Nda : C’est quelques jours avant la sortie française de son album « Bleu Bizarre » (Moi J’Connais Records) que le groupe helvétique Adieu Gary Cooper a foulé, pour la première fois, les planches de l’hexagone (en première partie de Mama Rosin).
Une tournée faisant écho à des critiques particulièrement élogieuses et permettant aux cinq musiciens (Perrine Berger aux guitares ainsi qu’à la lap steel, Paul Becquelin aux guitares et au mellotron, Gérald Monier à la batterie et Nicolas Scaringella au chant, aux claviers et à l’harmonica) de dévoiler, à un nouveau public, un répertoire qui s’adapte parfaitement bien aux conditions du live.
Bref, une surprise aussi bien discographique que scénique à côté de laquelle il aurait été dommage de passer. De ce fait, c’est au rythme d’un coureur de demi-fond que j’ai traversé Colmar (ville étape de l’ultime concert de cette tournée) afin de tendre mon micro à un Nicolas Scaringella, profitant du soleil en terrasse… et sur le point de rejoindre ses complices pour leur soundcheck. Des essais de son, certes, réalisés dans la langue de Molière mais attestant que les fameuses relations bilatérales entre la Suisse et les USA n’ont rien d’une légende.
Nicolas, même si je pense que l’on a déjà du te poser la question mille fois, peux-tu revenir sur le choix du nom de ce groupe. Est-ce un hommage appuyé à Romain Gary, qui a sorti le roman « Adieu Gary Cooper » en 1964 ?
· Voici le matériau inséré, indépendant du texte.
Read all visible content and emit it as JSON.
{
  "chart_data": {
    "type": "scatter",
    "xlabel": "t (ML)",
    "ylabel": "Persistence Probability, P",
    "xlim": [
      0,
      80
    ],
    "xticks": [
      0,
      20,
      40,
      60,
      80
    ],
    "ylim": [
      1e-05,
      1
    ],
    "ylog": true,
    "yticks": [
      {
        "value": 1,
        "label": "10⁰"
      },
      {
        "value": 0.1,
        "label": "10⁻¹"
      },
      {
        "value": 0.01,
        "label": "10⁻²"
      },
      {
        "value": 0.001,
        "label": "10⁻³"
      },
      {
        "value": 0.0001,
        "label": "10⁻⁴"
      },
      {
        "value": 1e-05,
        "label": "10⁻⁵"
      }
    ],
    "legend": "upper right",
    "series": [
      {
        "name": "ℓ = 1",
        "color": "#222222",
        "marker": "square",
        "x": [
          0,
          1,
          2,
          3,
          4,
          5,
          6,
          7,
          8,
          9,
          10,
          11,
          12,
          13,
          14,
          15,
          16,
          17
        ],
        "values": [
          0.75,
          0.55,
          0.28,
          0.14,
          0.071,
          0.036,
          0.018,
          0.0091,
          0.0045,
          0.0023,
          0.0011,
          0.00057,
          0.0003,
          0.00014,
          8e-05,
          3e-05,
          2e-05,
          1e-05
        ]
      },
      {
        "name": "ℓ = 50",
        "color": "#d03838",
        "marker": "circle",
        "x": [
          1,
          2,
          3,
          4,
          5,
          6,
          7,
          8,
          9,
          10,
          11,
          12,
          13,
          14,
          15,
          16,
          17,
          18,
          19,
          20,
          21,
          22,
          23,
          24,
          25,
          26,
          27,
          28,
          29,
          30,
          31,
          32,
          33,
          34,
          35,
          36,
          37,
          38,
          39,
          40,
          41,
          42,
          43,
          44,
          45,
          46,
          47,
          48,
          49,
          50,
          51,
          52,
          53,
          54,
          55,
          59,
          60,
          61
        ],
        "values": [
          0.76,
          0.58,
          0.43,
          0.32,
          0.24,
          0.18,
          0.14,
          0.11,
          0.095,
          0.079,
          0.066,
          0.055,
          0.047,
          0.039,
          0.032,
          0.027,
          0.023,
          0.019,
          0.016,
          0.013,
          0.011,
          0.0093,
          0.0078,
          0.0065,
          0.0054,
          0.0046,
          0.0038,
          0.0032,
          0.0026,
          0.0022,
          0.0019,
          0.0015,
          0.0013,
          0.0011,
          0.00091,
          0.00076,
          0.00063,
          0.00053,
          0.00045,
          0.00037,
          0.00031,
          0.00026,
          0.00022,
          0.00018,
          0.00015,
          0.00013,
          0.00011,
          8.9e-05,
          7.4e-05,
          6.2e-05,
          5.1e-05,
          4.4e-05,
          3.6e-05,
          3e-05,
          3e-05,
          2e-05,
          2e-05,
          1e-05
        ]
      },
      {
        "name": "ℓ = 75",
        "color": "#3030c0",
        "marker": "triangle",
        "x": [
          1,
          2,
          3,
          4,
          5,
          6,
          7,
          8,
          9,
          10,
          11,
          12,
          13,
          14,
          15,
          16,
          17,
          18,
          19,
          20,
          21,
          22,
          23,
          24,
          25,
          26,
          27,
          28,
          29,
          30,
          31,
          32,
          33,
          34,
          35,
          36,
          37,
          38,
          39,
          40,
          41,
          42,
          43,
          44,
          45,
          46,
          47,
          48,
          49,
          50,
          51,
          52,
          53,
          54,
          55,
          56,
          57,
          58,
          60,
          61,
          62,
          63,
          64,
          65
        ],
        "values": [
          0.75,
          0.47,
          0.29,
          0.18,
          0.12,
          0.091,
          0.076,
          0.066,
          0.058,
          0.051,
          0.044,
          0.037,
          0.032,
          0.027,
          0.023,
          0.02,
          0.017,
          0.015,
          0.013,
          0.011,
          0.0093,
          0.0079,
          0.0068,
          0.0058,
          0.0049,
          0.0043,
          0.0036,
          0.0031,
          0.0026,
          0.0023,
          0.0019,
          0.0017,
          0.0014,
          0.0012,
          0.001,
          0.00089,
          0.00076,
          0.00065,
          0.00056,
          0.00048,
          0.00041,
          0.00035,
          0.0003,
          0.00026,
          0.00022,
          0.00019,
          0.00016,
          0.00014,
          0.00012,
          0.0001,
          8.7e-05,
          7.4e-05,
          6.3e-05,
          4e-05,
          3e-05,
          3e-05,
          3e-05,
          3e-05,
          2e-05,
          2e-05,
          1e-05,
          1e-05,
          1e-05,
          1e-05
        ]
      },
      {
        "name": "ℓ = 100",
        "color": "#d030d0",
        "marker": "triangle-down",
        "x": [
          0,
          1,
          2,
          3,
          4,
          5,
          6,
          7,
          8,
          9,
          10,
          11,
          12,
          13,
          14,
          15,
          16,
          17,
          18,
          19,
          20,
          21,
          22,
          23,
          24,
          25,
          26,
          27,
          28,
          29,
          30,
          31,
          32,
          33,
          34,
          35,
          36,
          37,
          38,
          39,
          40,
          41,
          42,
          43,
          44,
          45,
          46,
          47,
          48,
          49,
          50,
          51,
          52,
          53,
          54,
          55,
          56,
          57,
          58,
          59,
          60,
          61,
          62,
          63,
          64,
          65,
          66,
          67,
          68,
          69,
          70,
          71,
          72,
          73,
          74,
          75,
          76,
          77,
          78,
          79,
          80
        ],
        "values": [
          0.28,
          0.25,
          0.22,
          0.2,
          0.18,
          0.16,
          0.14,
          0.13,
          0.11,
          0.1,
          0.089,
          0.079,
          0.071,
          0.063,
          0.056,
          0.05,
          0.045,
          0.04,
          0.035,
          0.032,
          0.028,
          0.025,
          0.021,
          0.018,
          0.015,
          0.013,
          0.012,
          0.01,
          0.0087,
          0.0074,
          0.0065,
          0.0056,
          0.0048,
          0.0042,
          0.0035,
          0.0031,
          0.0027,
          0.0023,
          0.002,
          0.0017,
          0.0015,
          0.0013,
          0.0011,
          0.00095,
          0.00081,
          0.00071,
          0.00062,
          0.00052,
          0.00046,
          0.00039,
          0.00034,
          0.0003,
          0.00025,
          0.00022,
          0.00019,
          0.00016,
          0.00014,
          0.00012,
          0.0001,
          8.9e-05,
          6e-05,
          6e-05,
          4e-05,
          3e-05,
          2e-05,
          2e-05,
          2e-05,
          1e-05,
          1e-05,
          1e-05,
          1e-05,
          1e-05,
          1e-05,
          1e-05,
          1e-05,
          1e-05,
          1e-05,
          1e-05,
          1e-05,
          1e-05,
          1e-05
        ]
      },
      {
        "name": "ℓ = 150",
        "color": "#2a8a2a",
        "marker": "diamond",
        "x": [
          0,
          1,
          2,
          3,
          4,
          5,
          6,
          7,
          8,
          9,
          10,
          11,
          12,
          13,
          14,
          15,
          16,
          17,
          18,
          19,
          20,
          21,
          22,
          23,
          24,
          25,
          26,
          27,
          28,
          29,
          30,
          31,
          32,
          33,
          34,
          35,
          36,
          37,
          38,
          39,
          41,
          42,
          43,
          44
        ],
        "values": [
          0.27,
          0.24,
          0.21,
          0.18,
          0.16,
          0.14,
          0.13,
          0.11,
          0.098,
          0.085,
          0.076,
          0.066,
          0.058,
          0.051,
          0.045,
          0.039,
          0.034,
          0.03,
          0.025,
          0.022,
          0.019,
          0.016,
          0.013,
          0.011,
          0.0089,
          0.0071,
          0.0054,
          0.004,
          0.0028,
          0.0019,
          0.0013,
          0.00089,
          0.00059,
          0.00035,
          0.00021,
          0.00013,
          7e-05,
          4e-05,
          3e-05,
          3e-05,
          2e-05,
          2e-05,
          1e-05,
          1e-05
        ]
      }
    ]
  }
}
C’est, bien sûr, directement une référence à Romain Gary…mais cela a aussi à voir avec deux autres choses. La première, est que nous sommes basés entre Genève et Lausanne en Suisse (l’action du roman se déroulant à Genève et dans les Alpes suisses), ce qui permet de localiser les origines géographiques du groupe. La deuxième est que le thème du livre est une sorte d’adieu aux héros américains (le refus de participer à la guerre du Vietnam par exemple…).C’est un aspect que, d’une certaine manière, nous cherchons à véhiculer à travers notre musique. Si cette dernière est très influencée par des rythmes venus des USA nous avons, malgré tout, fait le choix de nous exprimer en français. C’est une manière de dire « au revoir » à l’Amérique. Même si sa culture nous imprègne totalement, nous nous revendiquons francophones…
Le héros de ce bouquin, Lenny, est un désengagé social, politique et affectif. Cet anticonformisme est-il à la base de vos créations musicales ?
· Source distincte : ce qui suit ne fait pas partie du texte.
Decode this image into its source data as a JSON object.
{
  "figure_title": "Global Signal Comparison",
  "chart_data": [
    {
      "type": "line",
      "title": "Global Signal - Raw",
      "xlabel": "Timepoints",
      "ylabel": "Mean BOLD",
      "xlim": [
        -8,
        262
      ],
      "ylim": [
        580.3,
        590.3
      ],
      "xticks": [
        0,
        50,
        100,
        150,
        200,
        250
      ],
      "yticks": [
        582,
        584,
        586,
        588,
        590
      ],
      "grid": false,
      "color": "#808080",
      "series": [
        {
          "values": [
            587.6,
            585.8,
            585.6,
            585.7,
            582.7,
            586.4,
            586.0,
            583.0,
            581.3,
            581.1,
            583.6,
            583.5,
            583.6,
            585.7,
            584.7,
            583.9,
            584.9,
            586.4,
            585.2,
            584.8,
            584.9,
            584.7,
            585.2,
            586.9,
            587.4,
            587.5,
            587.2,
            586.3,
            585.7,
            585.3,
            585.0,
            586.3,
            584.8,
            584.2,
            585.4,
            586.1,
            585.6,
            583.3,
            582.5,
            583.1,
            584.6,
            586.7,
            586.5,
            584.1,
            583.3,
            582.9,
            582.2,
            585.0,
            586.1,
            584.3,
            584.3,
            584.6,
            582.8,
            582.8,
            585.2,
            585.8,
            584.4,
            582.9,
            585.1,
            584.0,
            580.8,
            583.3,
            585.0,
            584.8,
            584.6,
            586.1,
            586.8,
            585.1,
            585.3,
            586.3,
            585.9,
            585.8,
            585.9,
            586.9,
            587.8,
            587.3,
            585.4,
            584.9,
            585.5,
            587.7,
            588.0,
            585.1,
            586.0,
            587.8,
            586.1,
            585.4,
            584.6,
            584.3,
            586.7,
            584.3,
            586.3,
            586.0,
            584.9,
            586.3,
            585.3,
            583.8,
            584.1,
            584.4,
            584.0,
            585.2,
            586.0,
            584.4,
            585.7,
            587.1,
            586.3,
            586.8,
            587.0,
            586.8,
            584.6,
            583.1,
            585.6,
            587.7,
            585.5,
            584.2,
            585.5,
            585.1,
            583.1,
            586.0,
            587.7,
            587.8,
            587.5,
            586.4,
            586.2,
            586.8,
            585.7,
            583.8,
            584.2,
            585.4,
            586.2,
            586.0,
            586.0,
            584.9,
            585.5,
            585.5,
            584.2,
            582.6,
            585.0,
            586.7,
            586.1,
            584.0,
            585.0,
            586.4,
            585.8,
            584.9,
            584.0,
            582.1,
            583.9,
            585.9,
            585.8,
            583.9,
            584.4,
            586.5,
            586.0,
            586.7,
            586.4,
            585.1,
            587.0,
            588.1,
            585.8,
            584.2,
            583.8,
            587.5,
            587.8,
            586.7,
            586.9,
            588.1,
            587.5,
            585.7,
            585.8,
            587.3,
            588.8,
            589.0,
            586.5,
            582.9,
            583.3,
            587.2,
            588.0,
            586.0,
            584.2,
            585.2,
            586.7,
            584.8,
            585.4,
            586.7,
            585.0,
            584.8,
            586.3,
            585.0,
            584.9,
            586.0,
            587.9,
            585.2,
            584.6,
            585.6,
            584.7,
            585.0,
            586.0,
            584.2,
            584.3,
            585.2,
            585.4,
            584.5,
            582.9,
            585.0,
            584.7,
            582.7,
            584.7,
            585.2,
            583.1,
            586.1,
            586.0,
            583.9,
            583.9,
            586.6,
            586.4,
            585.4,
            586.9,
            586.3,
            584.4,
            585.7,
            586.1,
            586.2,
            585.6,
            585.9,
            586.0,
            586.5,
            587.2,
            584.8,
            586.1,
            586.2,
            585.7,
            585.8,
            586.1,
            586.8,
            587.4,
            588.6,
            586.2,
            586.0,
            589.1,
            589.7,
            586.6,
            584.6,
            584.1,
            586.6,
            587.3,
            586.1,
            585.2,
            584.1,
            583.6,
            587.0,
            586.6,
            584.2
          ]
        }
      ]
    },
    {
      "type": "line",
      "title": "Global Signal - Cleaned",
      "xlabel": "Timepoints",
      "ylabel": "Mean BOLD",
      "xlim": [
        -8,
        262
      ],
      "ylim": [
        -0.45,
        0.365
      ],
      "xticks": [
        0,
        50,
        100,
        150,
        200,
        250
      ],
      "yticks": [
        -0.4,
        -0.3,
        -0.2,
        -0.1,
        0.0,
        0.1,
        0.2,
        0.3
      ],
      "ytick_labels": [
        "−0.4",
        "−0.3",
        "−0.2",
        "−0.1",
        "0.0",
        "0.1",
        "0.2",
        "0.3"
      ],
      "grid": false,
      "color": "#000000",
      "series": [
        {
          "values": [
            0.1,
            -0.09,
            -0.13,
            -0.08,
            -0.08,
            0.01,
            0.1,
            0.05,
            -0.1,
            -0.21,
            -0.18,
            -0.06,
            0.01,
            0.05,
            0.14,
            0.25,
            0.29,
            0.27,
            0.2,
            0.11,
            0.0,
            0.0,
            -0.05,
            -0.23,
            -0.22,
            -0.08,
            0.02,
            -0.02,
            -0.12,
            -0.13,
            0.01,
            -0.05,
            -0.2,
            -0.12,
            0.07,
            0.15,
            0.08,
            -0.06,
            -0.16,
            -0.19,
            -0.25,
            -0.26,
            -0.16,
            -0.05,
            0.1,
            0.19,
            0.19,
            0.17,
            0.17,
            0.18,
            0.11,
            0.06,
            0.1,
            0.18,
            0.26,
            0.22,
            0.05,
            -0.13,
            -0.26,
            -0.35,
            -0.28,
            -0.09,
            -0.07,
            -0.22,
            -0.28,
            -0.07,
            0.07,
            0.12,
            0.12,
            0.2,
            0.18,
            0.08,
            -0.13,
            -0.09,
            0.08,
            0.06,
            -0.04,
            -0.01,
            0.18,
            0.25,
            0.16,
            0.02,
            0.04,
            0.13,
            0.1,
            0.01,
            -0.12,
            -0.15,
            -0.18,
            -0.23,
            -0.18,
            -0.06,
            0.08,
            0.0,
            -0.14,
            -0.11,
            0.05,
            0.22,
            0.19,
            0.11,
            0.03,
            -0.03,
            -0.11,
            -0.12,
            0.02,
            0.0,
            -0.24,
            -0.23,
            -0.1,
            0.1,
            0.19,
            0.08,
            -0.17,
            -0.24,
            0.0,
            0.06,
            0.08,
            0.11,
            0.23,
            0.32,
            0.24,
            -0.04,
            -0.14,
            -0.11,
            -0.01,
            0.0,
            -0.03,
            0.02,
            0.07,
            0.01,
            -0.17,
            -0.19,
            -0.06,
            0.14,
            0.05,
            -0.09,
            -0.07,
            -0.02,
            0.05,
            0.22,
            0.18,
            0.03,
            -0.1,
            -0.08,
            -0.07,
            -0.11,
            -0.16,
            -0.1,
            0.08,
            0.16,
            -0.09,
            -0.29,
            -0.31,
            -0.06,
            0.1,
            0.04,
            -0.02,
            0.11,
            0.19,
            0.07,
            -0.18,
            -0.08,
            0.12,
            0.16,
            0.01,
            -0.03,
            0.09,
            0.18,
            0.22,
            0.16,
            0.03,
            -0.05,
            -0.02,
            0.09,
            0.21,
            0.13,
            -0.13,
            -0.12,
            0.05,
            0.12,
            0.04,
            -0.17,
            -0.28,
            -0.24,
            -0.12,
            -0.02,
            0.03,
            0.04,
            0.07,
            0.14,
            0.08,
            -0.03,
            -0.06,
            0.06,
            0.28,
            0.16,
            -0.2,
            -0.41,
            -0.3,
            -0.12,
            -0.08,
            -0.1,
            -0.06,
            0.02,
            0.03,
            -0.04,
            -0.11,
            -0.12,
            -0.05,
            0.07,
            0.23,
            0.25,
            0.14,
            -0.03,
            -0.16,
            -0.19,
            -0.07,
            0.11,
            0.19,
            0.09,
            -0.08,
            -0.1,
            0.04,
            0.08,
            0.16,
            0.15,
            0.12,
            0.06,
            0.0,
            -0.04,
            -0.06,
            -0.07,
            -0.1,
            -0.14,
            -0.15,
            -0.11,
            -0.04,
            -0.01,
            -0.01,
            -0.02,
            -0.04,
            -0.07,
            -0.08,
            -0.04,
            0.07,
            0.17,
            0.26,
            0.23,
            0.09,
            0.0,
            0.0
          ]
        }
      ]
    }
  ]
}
Oui et non… Nous souhaiterions être politiquement engagés mais il est difficile d’élaborer des chansons dans cette optique, même si nous flirtons parfois avec. J’aimerais réussir à écrire des textes politiques mais, pour cela, il faudrait que je puisse faire comme Dylan. En effet, il a su trouver une forme subtile…qui n’est pas du premier degré.
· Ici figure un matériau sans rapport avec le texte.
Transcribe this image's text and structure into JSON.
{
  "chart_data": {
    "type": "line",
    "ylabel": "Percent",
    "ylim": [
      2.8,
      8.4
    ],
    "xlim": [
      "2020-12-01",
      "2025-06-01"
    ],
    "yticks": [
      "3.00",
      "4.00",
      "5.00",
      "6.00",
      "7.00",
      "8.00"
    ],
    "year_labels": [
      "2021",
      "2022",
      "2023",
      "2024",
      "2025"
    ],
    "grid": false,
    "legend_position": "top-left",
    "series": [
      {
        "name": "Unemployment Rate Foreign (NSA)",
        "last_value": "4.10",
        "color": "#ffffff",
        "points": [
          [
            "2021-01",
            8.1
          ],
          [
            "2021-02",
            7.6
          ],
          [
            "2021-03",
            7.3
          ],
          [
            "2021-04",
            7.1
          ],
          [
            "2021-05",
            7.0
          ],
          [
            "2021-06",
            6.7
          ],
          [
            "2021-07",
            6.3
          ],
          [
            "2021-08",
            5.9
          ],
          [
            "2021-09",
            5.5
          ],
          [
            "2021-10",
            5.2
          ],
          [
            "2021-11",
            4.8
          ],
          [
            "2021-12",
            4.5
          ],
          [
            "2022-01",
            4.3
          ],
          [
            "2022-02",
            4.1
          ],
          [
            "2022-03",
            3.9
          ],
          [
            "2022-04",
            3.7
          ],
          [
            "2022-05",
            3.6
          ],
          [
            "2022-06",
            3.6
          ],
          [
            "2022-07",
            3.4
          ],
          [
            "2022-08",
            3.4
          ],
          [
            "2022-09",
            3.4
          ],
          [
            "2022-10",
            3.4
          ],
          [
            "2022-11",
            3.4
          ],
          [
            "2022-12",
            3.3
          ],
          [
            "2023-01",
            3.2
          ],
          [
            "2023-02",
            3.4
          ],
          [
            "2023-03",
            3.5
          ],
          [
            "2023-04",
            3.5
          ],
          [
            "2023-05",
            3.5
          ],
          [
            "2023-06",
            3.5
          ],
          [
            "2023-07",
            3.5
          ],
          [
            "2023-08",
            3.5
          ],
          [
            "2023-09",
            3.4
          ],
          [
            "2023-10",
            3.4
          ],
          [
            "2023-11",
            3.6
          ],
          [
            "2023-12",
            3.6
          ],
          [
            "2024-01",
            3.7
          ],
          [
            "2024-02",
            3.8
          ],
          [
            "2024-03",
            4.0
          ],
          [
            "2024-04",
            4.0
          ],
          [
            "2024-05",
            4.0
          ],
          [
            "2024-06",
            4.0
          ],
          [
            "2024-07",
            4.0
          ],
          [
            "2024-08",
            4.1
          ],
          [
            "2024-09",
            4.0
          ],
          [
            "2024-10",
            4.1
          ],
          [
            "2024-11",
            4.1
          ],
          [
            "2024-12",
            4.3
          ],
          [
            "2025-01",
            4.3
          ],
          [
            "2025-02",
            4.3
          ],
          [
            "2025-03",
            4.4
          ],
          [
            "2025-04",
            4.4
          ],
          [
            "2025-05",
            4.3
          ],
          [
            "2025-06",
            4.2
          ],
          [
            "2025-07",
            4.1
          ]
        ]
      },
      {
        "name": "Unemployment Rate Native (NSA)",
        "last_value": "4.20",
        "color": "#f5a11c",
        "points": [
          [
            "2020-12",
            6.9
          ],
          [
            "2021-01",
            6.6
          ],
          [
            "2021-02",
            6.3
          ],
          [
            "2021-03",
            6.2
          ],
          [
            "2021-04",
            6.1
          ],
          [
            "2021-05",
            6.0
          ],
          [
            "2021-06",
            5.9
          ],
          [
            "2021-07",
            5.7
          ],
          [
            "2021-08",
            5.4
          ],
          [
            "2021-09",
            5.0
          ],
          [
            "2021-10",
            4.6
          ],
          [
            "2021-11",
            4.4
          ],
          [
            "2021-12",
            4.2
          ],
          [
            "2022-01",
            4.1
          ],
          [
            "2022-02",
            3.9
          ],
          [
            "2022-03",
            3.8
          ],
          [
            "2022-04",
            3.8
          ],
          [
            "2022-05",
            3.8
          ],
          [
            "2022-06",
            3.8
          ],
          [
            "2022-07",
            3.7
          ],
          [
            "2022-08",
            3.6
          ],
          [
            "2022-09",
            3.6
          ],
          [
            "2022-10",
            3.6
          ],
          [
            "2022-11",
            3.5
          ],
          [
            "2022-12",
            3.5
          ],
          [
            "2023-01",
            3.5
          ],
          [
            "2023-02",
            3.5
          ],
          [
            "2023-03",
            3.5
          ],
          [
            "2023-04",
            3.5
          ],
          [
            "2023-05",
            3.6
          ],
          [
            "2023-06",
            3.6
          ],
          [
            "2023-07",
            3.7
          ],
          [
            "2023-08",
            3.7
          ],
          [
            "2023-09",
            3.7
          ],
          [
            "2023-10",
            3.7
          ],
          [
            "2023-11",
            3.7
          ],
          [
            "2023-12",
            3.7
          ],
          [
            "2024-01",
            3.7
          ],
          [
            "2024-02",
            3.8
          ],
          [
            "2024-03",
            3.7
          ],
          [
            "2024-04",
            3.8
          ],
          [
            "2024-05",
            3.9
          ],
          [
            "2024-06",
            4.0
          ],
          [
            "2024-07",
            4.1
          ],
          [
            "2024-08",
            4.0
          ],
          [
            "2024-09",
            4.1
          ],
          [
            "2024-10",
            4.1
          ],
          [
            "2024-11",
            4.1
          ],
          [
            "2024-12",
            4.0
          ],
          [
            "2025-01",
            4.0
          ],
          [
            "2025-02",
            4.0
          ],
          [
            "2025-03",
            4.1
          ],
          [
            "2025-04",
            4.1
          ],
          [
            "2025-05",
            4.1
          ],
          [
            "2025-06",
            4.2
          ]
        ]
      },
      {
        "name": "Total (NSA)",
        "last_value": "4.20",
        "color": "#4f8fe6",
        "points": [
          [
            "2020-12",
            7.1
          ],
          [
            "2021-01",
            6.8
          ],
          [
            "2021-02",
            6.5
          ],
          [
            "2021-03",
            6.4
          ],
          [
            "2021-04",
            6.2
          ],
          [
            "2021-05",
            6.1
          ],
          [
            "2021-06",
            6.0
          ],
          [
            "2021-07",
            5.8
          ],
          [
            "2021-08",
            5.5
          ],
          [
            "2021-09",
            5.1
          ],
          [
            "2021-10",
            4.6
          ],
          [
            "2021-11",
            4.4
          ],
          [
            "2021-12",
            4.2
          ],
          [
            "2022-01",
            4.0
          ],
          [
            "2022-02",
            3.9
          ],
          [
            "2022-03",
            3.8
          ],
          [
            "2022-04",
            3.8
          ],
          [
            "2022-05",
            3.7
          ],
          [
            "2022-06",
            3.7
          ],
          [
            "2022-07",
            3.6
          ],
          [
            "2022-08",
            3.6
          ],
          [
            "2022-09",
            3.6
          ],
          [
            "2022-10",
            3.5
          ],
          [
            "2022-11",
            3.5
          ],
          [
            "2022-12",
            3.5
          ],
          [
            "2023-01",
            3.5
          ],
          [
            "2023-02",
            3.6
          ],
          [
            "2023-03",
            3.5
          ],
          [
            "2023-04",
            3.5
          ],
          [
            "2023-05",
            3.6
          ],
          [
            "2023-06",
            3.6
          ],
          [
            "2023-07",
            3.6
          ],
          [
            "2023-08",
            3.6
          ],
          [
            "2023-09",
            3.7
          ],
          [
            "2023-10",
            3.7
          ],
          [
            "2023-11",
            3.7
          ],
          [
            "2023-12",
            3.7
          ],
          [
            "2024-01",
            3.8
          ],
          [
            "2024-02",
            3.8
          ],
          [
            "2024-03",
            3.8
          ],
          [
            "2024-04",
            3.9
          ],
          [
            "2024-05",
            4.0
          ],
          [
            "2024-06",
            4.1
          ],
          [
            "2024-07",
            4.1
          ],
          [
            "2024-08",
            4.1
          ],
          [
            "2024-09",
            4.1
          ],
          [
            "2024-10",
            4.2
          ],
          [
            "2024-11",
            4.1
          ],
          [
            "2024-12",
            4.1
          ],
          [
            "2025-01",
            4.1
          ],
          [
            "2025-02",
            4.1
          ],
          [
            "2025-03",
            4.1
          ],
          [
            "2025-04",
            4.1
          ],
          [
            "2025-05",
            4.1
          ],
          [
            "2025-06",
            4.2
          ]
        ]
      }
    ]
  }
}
En tout cas l’ouvrage « Adieu Gary Cooper » est un livre phare des années 1960. S’agit-il d’une période qui vous est chère ?
Nos influences incluent tout un pan de la culture musicale de cette décennie. Nous la connaissons de manière assez détaillée. Ceci dit, nous écoutons plein de choses différentes. J’entends par là du vieux blues-folk-country du début du XXème siècle, de la musique des années 1950 à 70, puis des choses plus actuelles. Il y a, de nos jours, de superbes groupes qui se produisent dans des registres variés. Nous sommes même branchés jazz et rap… Nous ne voulons donc absolument pas être référencés « musique des sixties » où que les gens continuent de nous dire que nous avons un son « vintage ».
Peux-tu revenir sur la genèse du groupe ?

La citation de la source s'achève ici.